I don't understand why everyone is harping about fuzztesting either. It's randomly poking at a black box. Pointless.
If you aren't sure what the code does and you're too lazy or incompetent to properly white box test it, then for the love of god, do a full input permutation test. Test all possible input values. If you have to, let it run until it completes or until you get a better idea.
Of course, it's obvious today that a test for behavior on inconsistent requests should have been done in OpenSSL. As well as a test for each failure cause should have been done by Apple. And next week, when an off-by-one bug bites us on an integer overflow in libfoobar, people will say testing for that condition should have been trivial.
So, yes, some conditions can be found with fuzzers. Of course, fuzzers work in an erratic way, and not all bugs can be triggered by them. But maybe fuzzing our code (more importantly, our security-sensitive code) will yield better results than preparing tests for those components in the system we are aware of.

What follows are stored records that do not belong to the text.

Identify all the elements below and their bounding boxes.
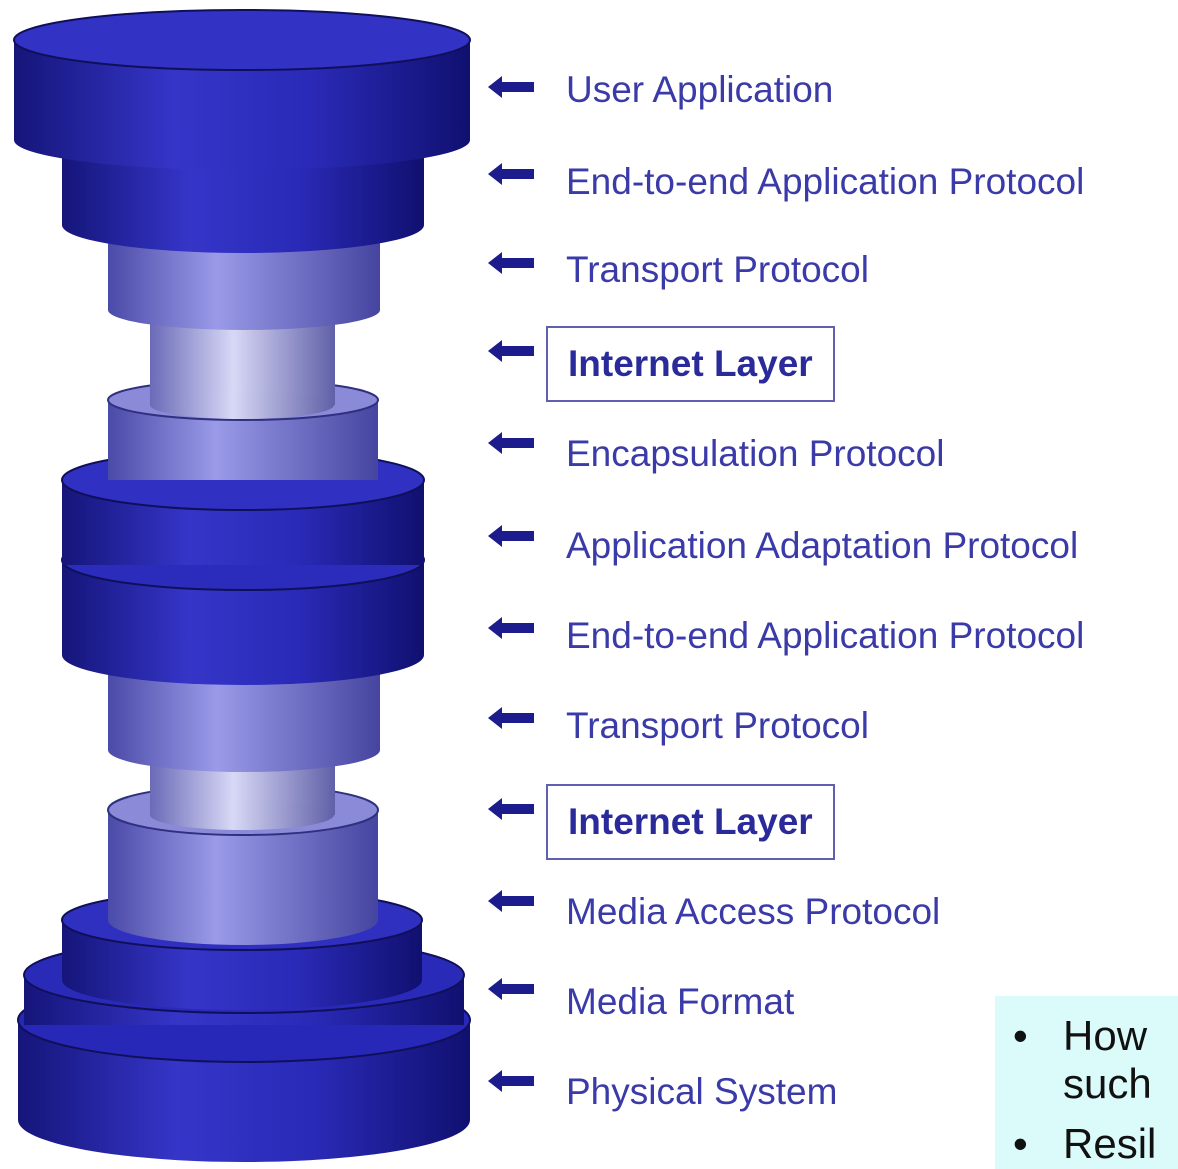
note-text: such xyxy=(1063,1060,1152,1107)
layer-label: Media Format xyxy=(566,981,795,1022)
left-arrow-icon xyxy=(488,1070,534,1092)
layer-label: Physical System xyxy=(566,1071,838,1112)
bullet-icon: • xyxy=(1013,1012,1028,1059)
left-arrow-icon xyxy=(488,617,534,639)
left-arrow-icon xyxy=(488,890,534,912)
bullet-icon: • xyxy=(1013,1120,1028,1167)
left-arrow-icon xyxy=(488,707,534,729)
left-arrow-icon xyxy=(488,978,534,1000)
layer-label: Media Access Protocol xyxy=(566,891,941,932)
left-arrow-icon xyxy=(488,252,534,274)
left-arrow-icon xyxy=(488,432,534,454)
layer-label: User Application xyxy=(566,69,834,110)
left-arrow-icon xyxy=(488,76,534,98)
note-line-2: such xyxy=(1013,1060,1152,1108)
notes-panel: • How such • Resil xyxy=(995,996,1178,1169)
note-line-1: • How xyxy=(1013,1012,1147,1060)
note-text: How xyxy=(1063,1012,1148,1059)
layer-label-boxed: Internet Layer xyxy=(546,326,835,402)
layer-label: End-to-end Application Protocol xyxy=(566,161,1085,202)
layer-label: Transport Protocol xyxy=(566,705,869,746)
layer-label: End-to-end Application Protocol xyxy=(566,615,1085,656)
stack-disc-user-application xyxy=(13,9,471,170)
left-arrow-icon xyxy=(488,163,534,185)
left-arrow-icon xyxy=(488,525,534,547)
layer-label-boxed: Internet Layer xyxy=(546,784,835,860)
layer-label: Encapsulation Protocol xyxy=(566,433,945,474)
note-text: Resil xyxy=(1063,1120,1157,1167)
protocol-stack-diagram xyxy=(13,9,471,1162)
left-arrow-icon xyxy=(488,340,534,362)
layer-label: Transport Protocol xyxy=(566,249,869,290)
layer-label: Application Adaptation Protocol xyxy=(566,525,1079,566)
left-arrow-icon xyxy=(488,798,534,820)
note-line-3: • Resil xyxy=(1013,1120,1156,1168)
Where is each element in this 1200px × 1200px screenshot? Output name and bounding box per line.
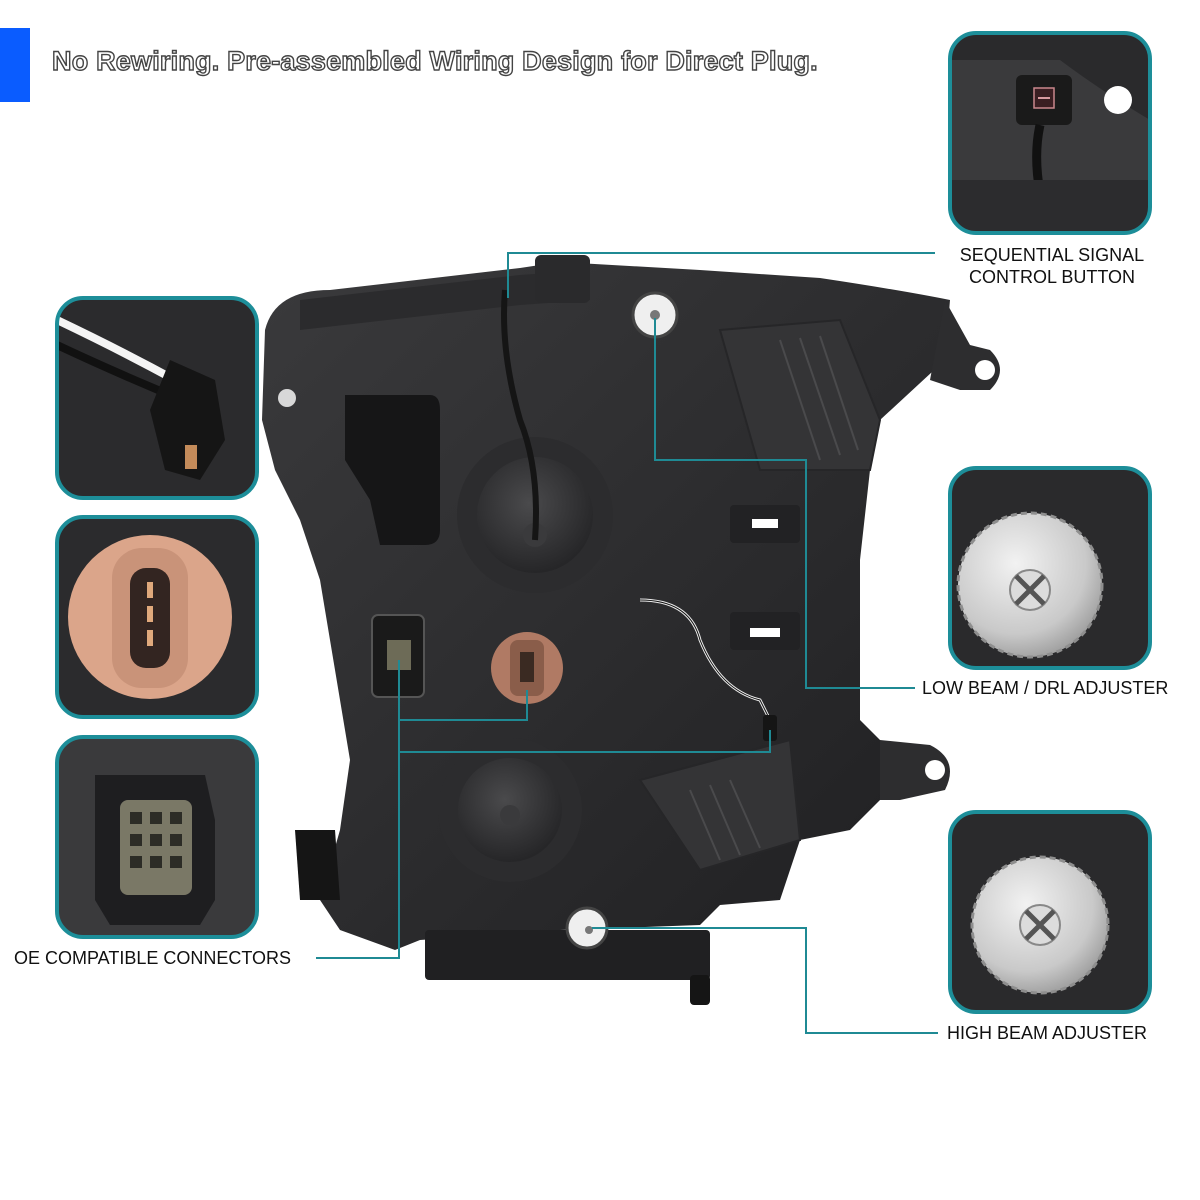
inset-low-beam-adjuster (948, 466, 1152, 670)
connector-tan (491, 632, 563, 704)
label-high-beam-adjuster: HIGH BEAM ADJUSTER (947, 1023, 1148, 1043)
inset-high-beam-adjuster (948, 810, 1152, 1014)
high-beam-bolt (565, 906, 609, 950)
label-oe-connectors: OE COMPATIBLE CONNECTORS (14, 948, 292, 968)
inset-wire-plug (55, 296, 259, 500)
accent-bar (0, 28, 30, 102)
callout-lines (316, 252, 938, 1034)
inset-black-connector (55, 735, 259, 939)
label-sequential-signal: SEQUENTIAL SIGNAL CONTROL BUTTON (948, 244, 1156, 288)
label-sequential-line1: SEQUENTIAL SIGNAL (959, 245, 1145, 265)
headlight-housing (262, 255, 1000, 1005)
connector-black (371, 614, 425, 698)
inset-sequential-button (948, 31, 1152, 235)
label-sequential-line2: CONTROL BUTTON (968, 267, 1135, 287)
inset-tan-connector (55, 515, 259, 719)
headline: No Rewiring. Pre-assembled Wiring Design… (51, 45, 818, 76)
label-low-beam-adjuster: LOW BEAM / DRL ADJUSTER (922, 678, 1169, 698)
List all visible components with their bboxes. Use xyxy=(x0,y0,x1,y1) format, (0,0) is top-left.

Then again, properly fuzzing takes quite a bit of time. It is way less fun to watch a fuzzer than to see tests making green check marks...
I fucking HATE split infinitives.
Nothing makes you look like a bigger imbecile than splitting an infinitive.

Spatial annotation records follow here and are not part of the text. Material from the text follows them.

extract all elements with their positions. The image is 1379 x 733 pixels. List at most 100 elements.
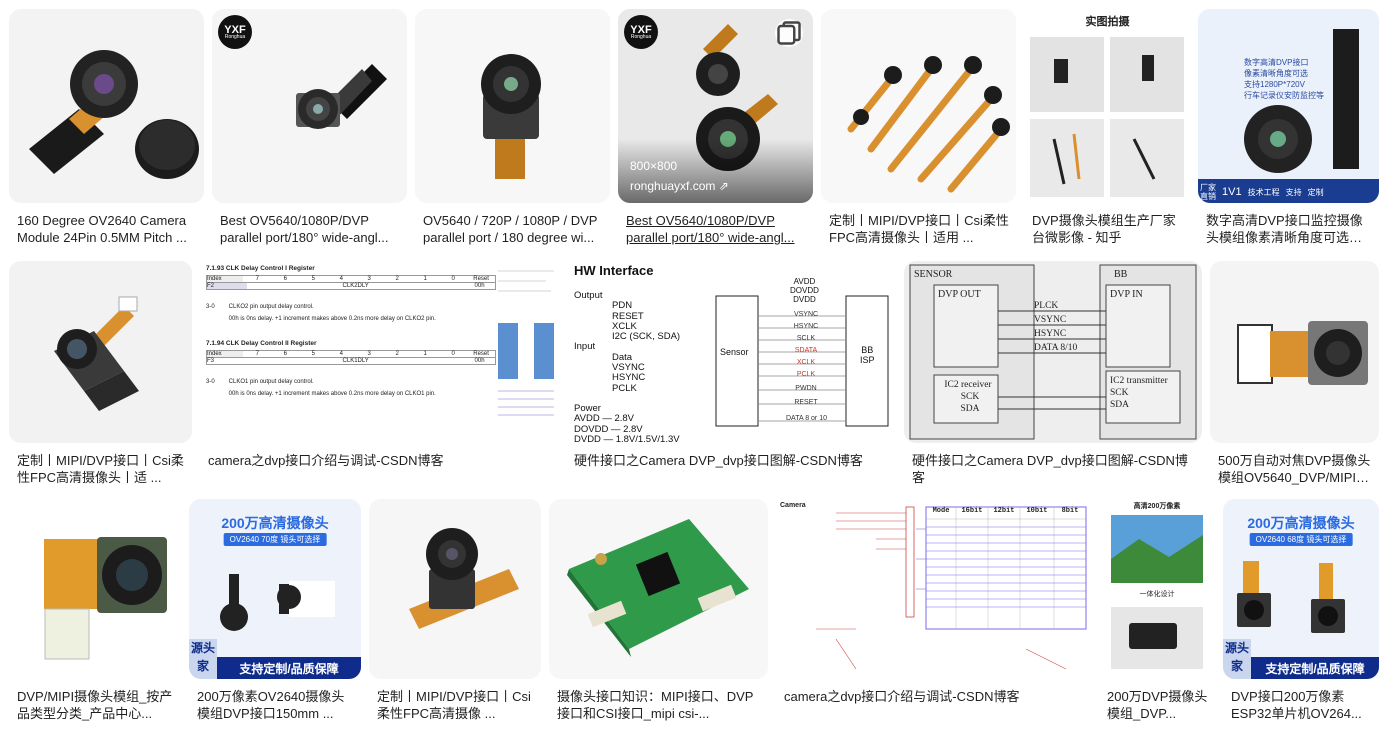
result-thumbnail[interactable]: HW Interface Output PDN RESET XCLK I2C (… (566, 261, 897, 443)
result-thumbnail[interactable] (415, 9, 610, 203)
bb-label: BB (1114, 269, 1128, 280)
pcb-board-image (549, 499, 768, 679)
image-result-3-1[interactable]: DVP/MIPI摄像头模组_按产品类型分类_产品中心... (9, 499, 181, 729)
image-size-label: 800×800 (630, 159, 678, 173)
ad-mid-label: 一体化设计 (1139, 591, 1175, 598)
result-caption[interactable]: 硬件接口之Camera DVP_dvp接口图解-CSDN博客 (912, 453, 1188, 485)
camera-module-image (1210, 261, 1379, 443)
result-caption[interactable]: 定制丨MIPI/DVP接口丨Csi柔性FPC高清摄像头丨适 ... (17, 453, 184, 485)
result-thumbnail[interactable] (9, 499, 181, 679)
image-result-2-3[interactable]: HW Interface Output PDN RESET XCLK I2C (… (566, 261, 897, 491)
result-caption[interactable]: DVP摄像头模组生产厂家 台微影像 - 知乎 (1032, 213, 1176, 245)
image-result-2-1[interactable]: 定制丨MIPI/DVP接口丨Csi柔性FPC高清摄像头丨适 ... (9, 261, 192, 491)
image-result-2-5[interactable]: 500万自动对焦DVP摄像头模组OV5640_DVP/MIPI摄 ... (1210, 261, 1379, 491)
dvp-in-label: DVP IN (1110, 289, 1143, 300)
result-thumbnail[interactable]: 200万高清摄像头 OV2640 68度 镜头可选择 支持定制/品质保障 源头家 (1223, 499, 1379, 679)
ad-side-label: 源头家 (189, 639, 217, 679)
result-caption[interactable]: 摄像头接口知识：MIPI接口、DVP接口和CSI接口_mipi csi-... (557, 689, 754, 721)
image-result-2-2[interactable]: 7.1.93 CLK Delay Control I Register Inde… (200, 261, 558, 491)
side-diagram-image (498, 270, 554, 416)
result-caption[interactable]: 数字高清DVP接口监控摄像头模组像素清晰角度可选支 ... (1206, 213, 1363, 245)
sensor-label: SENSOR (914, 269, 953, 280)
photo-label: 实图拍摄 (1085, 16, 1130, 28)
source-domain-link[interactable]: ronghuayxf.com ⇗ (630, 179, 729, 193)
dvp-block-diagram (909, 264, 1197, 440)
result-thumbnail[interactable]: 200万高清摄像头 OV2640 70度 镜头可选择 支持定制/品质保障 源头家 (189, 499, 361, 679)
dvp-out-label: DVP OUT (938, 289, 981, 300)
camera-module-ad-image (1198, 9, 1379, 203)
result-thumbnail[interactable]: Camera (776, 499, 1091, 679)
image-result-3-2[interactable]: 200万高清摄像头 OV2640 70度 镜头可选择 支持定制/品质保障 源头家… (189, 499, 361, 729)
camera-module-image (189, 499, 361, 679)
image-result-3-3[interactable]: 定制丨MIPI/DVP接口丨Csi柔性FPC高清摄像 ... (369, 499, 541, 729)
result-thumbnail[interactable] (369, 499, 541, 679)
result-caption[interactable]: 200万DVP摄像头模组_DVP... (1107, 689, 1208, 721)
schematic-heading: Camera (780, 502, 806, 509)
image-result-3-4[interactable]: 摄像头接口知识：MIPI接口、DVP接口和CSI接口_mipi csi-... (549, 499, 768, 729)
image-result-3-5[interactable]: Camera (776, 499, 1091, 729)
result-thumbnail[interactable] (1210, 261, 1379, 443)
save-to-collection-button[interactable] (775, 19, 803, 47)
result-caption[interactable]: 硬件接口之Camera DVP_dvp接口图解-CSDN博客 (574, 453, 863, 468)
result-caption[interactable]: OV5640 / 720P / 1080P / DVP parallel por… (423, 213, 598, 245)
result-caption[interactable]: 定制丨MIPI/DVP接口丨Csi柔性FPC高清摄像头丨适用 ... (829, 213, 1009, 245)
result-thumbnail[interactable]: 7.1.93 CLK Delay Control I Register Inde… (200, 261, 558, 443)
result-caption[interactable]: 160 Degree OV2640 Camera Module 24Pin 0.… (17, 213, 187, 245)
image-result-1-3[interactable]: OV5640 / 720P / 1080P / DVP parallel por… (415, 9, 610, 249)
ad-subtitle: OV2640 68度 镜头可选择 (1249, 533, 1353, 546)
result-thumbnail[interactable]: 高清200万像素 一体化设计 (1099, 499, 1215, 679)
image-result-3-7[interactable]: 200万高清摄像头 OV2640 68度 镜头可选择 支持定制/品质保障 源头家… (1223, 499, 1379, 729)
mode-table-header: Mode 16bit 12bit 10bit 8bit (932, 507, 1079, 515)
result-caption[interactable]: DVP接口200万像素ESP32单片机OV264... (1231, 689, 1362, 721)
ad-footer: 支持定制/品质保障 (217, 657, 361, 679)
result-thumbnail[interactable] (821, 9, 1016, 203)
image-result-1-6[interactable]: 实图拍摄 DVP摄像头模组生产厂家 台微影像 - 知乎 (1024, 9, 1191, 249)
result-thumbnail[interactable] (9, 9, 204, 203)
image-result-1-1[interactable]: 160 Degree OV2640 Camera Module 24Pin 0.… (9, 9, 204, 249)
datasheet-excerpt: 7.1.93 CLK Delay Control I Register Inde… (206, 265, 496, 397)
result-caption[interactable]: Best OV5640/1080P/DVP parallel port/180°… (220, 213, 389, 245)
camera-modules-fpc-image (821, 9, 1016, 203)
ad-side-label: 源头家 (1223, 639, 1251, 679)
image-result-1-5[interactable]: 定制丨MIPI/DVP接口丨Csi柔性FPC高清摄像头丨适用 ... (821, 9, 1016, 249)
ad-footer: 厂家直销 1V1 技术工程支持定制 (1200, 183, 1324, 201)
schematic-diagram (816, 506, 1087, 670)
result-caption[interactable]: 定制丨MIPI/DVP接口丨Csi柔性FPC高清摄像 ... (377, 689, 531, 721)
result-caption[interactable]: 200万像素OV2640摄像头模组DVP接口150mm ... (197, 689, 345, 721)
result-caption[interactable]: Best OV5640/1080P/DVP parallel port/180°… (626, 213, 795, 245)
ad-footer: 支持定制/品质保障 (1251, 657, 1379, 679)
sensor-block-label: Sensor (720, 347, 749, 357)
result-thumbnail[interactable] (549, 499, 768, 679)
camera-module-image (9, 499, 181, 679)
result-caption[interactable]: camera之dvp接口介绍与调试-CSDN博客 (784, 689, 1020, 704)
signal-lines: VSYNC HSYNC SCLK SDATA XCLK PCLK PWDN RE… (786, 311, 827, 422)
hw-interface-diagram (715, 295, 889, 427)
ad-top-label: 高清200万像素 (1133, 503, 1181, 510)
diagram-title: HW Interface (574, 263, 654, 278)
result-thumbnail[interactable]: 实图拍摄 (1024, 9, 1191, 203)
hw-signal-list: Output PDN RESET XCLK I2C (SCK, SDA) Inp… (574, 290, 681, 443)
result-caption[interactable]: camera之dvp接口介绍与调试-CSDN博客 (208, 453, 444, 468)
ad-banner-title: 200万高清摄像头 (221, 515, 329, 531)
image-result-3-6[interactable]: 高清200万像素 一体化设计 200万DVP摄像头模组_DVP... (1099, 499, 1215, 729)
result-thumbnail[interactable] (9, 261, 192, 443)
result-caption[interactable]: DVP/MIPI摄像头模组_按产品类型分类_产品中心... (17, 689, 173, 721)
camera-scenery-image (1111, 515, 1203, 669)
result-caption[interactable]: 500万自动对焦DVP摄像头模组OV5640_DVP/MIPI摄 ... (1218, 453, 1371, 485)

Yeah, the "culture" is "hurry up and get it done so you can get on to the next thing because if something takes more than an hour to do it's not worth doing" and it exists in every single software development organization on planet Earth. Until these things actually start costing real money to people with real power, this will continue.

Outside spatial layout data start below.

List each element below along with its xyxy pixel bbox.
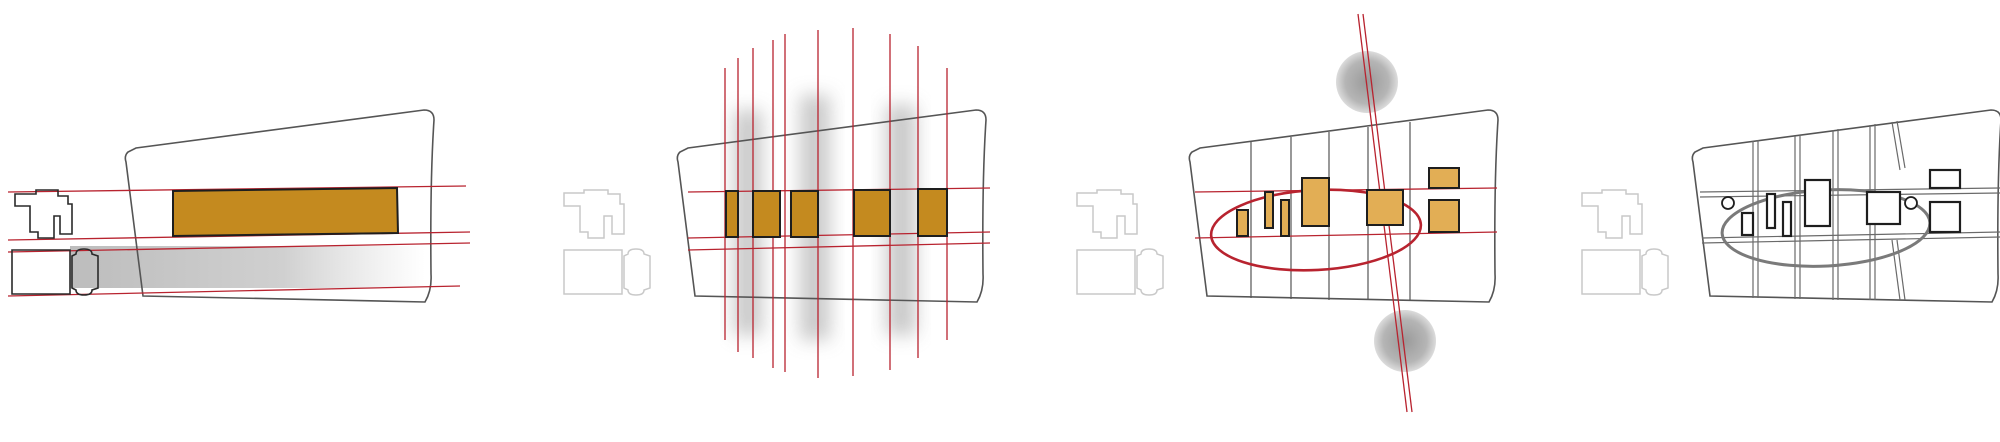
gold-building-block <box>1428 199 1460 233</box>
building-footprint <box>1928 200 1962 234</box>
diagram-panel-4 <box>1570 0 2000 442</box>
diagram-panel-1 <box>0 0 480 442</box>
context-building <box>14 189 73 239</box>
street-line <box>1701 236 2000 244</box>
gold-building-block <box>1301 177 1330 227</box>
context-building <box>71 248 99 296</box>
site-boundary <box>1188 109 1499 303</box>
tree-circle <box>1904 196 1918 210</box>
node-circle <box>1374 310 1436 372</box>
gold-building-block <box>1264 191 1274 229</box>
context-building <box>11 249 71 295</box>
gold-building-block <box>172 186 400 238</box>
context-building-faded <box>1581 189 1643 239</box>
gold-building-block <box>725 190 739 238</box>
site-boundary <box>124 109 435 303</box>
context-building-faded <box>1581 249 1641 295</box>
tree-circle <box>1721 196 1735 210</box>
gold-building-block <box>1280 199 1290 237</box>
street-line <box>1699 192 2000 198</box>
gold-building-block <box>752 190 781 238</box>
context-building-faded <box>563 189 625 239</box>
grey-corridor-zone <box>70 246 425 288</box>
diagram-panel-2 <box>540 0 1020 442</box>
street-line <box>1891 239 1901 301</box>
building-footprint <box>1740 211 1755 237</box>
red-axis-line <box>7 185 467 193</box>
context-building-faded <box>623 248 651 296</box>
panel-1-svg <box>7 109 471 303</box>
building-footprint <box>1765 192 1777 230</box>
context-building-faded <box>563 249 623 295</box>
gold-building-block <box>1428 167 1460 189</box>
building-footprint <box>1865 190 1902 226</box>
gold-building-block <box>1366 189 1404 226</box>
gold-building-block <box>1236 209 1249 237</box>
street-line <box>1896 120 1906 169</box>
context-building-faded <box>1641 248 1669 296</box>
panel-3-svg <box>1076 13 1499 413</box>
gold-building-block <box>790 190 819 238</box>
site-boundary <box>676 109 987 303</box>
gold-building-block <box>917 188 948 237</box>
red-axis-line <box>687 242 991 251</box>
building-footprint <box>1928 168 1962 190</box>
gold-building-block <box>853 189 891 237</box>
building-footprint <box>1803 178 1832 228</box>
context-building-faded <box>1136 248 1164 296</box>
street-line <box>1891 121 1901 171</box>
panel-4-svg <box>1581 109 2000 303</box>
context-building-faded <box>1076 189 1138 239</box>
context-building-faded <box>1076 249 1136 295</box>
building-footprint <box>1781 200 1793 238</box>
red-axis-line <box>7 242 471 253</box>
street-line <box>1896 239 1906 301</box>
panel-2-svg <box>563 28 991 378</box>
diagram-panel-3 <box>1055 0 1535 442</box>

Proud neuron in the Slashdot hivemind since 2002.
At least Apple's bug could've been caught with basic unit-testing. This is the snippet of code from Apple's bug:
static OSStatus ...
SSLVerifySignedServerKeyExchange(SSLContext *ctx, bool isRsa, SSLBuffer signedParams,
uint8_t *signature, UInt16 signatureLen)
{
OSStatus err;
if ((err = SSLHashSHA1.update(&hashCtx, &serverRandom)) != 0) ...
goto fail;
if ((err = SSLHashSHA1.update(&hashCtx, &signedParams)) != 0)
goto fail;
goto fail;
if ((err = SSLHashSHA1.final(&hashCtx, &hashOut)) != 0)
goto fail;
fail:
SSLFreeBuffer(&signedHashes);
SSLFreeBuffer(&hashCtx);
return err;
}
Just implement a unit test with the following logic:
1. When SSLHashSHA1.update() is called, DO NOT return an error.
2. Expect 2 calls to SSLHashSHA1.update() and check the input parameter on each call.
3. Expect 1 call to SSLHashSHA1.final() and check the input parameters are what you'd expect.
That simple unit test would've caught this issue without any need of duplicating code.
diegoT
I mean, if unbraced if statements are so deadly, then why are they not outlawed unless specifically allowed by compiler directive. On your head be it.
Ok, writing "goto fail;" twice in a row is a bug. But it's not the real bug. This code was checking whether a connection was safe, and executed a "goto fail;" statement if one of the checks failed. It also executed one "goto fail;" by accident, skipping one of the checks. But one would think that a statement "goto fail;" would make the connecction fail! In that case, sure, there was a bug, but the bug should have led to all connections failing, which would have made it obvious to spot (because the code wouldn't have worked, ever).
So the real problem is a programming style where executing a statement "goto fail;" doesn't actually fail! If a function returns 0 for success / non-zero for failure like this one, it should have been obvious to add an "assert (err != 0)" to the failure case following the fail: label. And that would have _immediately_ caught the problem. There should be _one_ statement in the success case "return 0;" and _one_ statement in the failure case "assert (err != 0); return err;".
With buffer overflows, over and over it's said they can be tested for, that there's no just reason for buffer overflows in this day and age.
The fact is it takes more money, more time, and can easily be patched if one pops up.